- Directed by: George B. Seitz
- Written by: Gilbert Parker (Pierre and His People) Lawrence Kimble Bertram Millhauser
- Produced by: Edgar Selwyn
- Starring: John Carroll Ruth Hussey Bruce Cabot
- Cinematography: Charles Rosher
- Edited by: George White
- Music by: Lennie Hayton
- Distributed by: Metro-Goldwyn-Mayer
- Release date: 1942;
- Running time: 57 minutes
- Country: United States
- Language: English
- Budget: $384,000
- Box office: $427,000

= Pierre of the Plains (1942 film) =

1942 film by George B. Seitz

Pierre of the Plains is a 1942 Northern film set in Saskatchewan, Canada, directed by George B. Seitz and starring John Carroll and Ruth Hussey. The supporting cast features Bruce Cabot, Reginald Owen, Henry Travers, Evelyn Ankers and Sheldon Leonard. The movie is a remake of a 1914 version co-written by and starring Edgar Selwyn.

==Plot==
Pierre (Carroll), a singing French-Canadian trapper, acts as a non-commissioned law enforcement officer, punishing traveling salesman Clerou (Leonard) for "selling whiskey to Indians." When his intrusive nature gets him into trouble with the Royal Canadian Mounted Police, he is brought to the station. In order to avoid incarceration, he claims that he is engaged to be married to the lovely Daisy Denton (Hussey), a popular barmaid who runs the local saloon, but who is actually engaged to "Jap" Durkin (Cabot).

After Pierre's shrewd planning destroys the possibly of a marriage to Daisy, Durkin vows revenge. Meanwhile, Pierre spends his time romancing Daisy and simultaneously getting into scrapes with the mounties. While riding horseback en route to town and back to his rural campsite, he often breaks into the song "Saskatchewan."
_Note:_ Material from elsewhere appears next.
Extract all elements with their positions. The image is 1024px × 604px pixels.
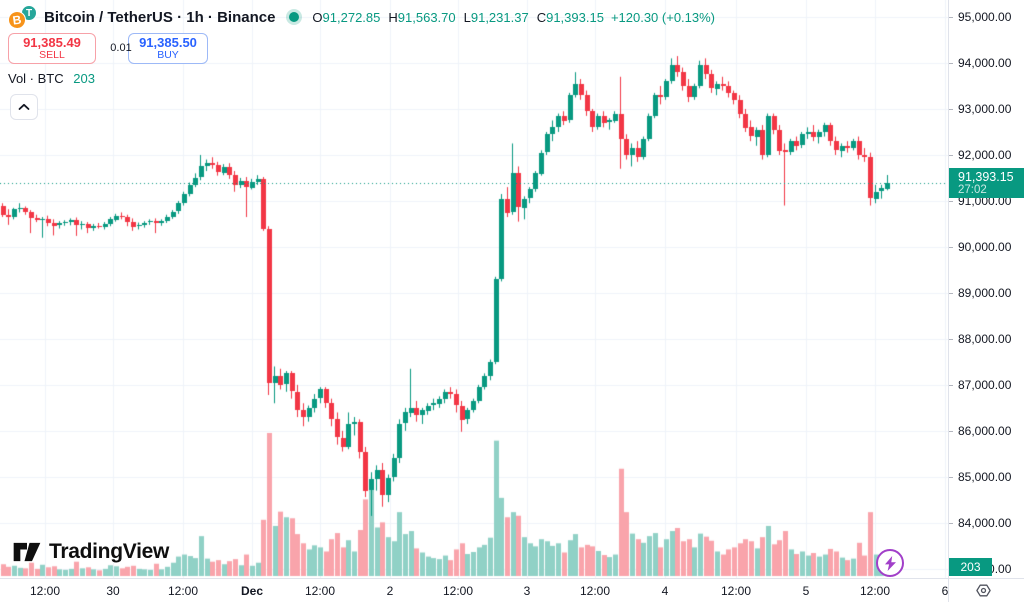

Daisy's brother Val (Brown) shoots "Clerou" and is placed under arrest by Durkin. Through mutual conspiring on the part of Pierre and Daisy, they manage to help Val escape from jail, where the four of them hideout at Pierre's rural campsite. Durkin finds them and confronts Pierre, resulting in a gunfire battle that kills Durkin. After a very brief investigation, Pierre marries Daisy and rides off for their honeymoon, singing "Saskatchewan."

==Production==
The railroad scene was filmed on the Sierra Railroad in Tuolumne County, California.

==Reception==
According to MGM records, the film earned $289,000 in the US and Canada and $138,000 elsewhere, costing the studio a loss of $111,000.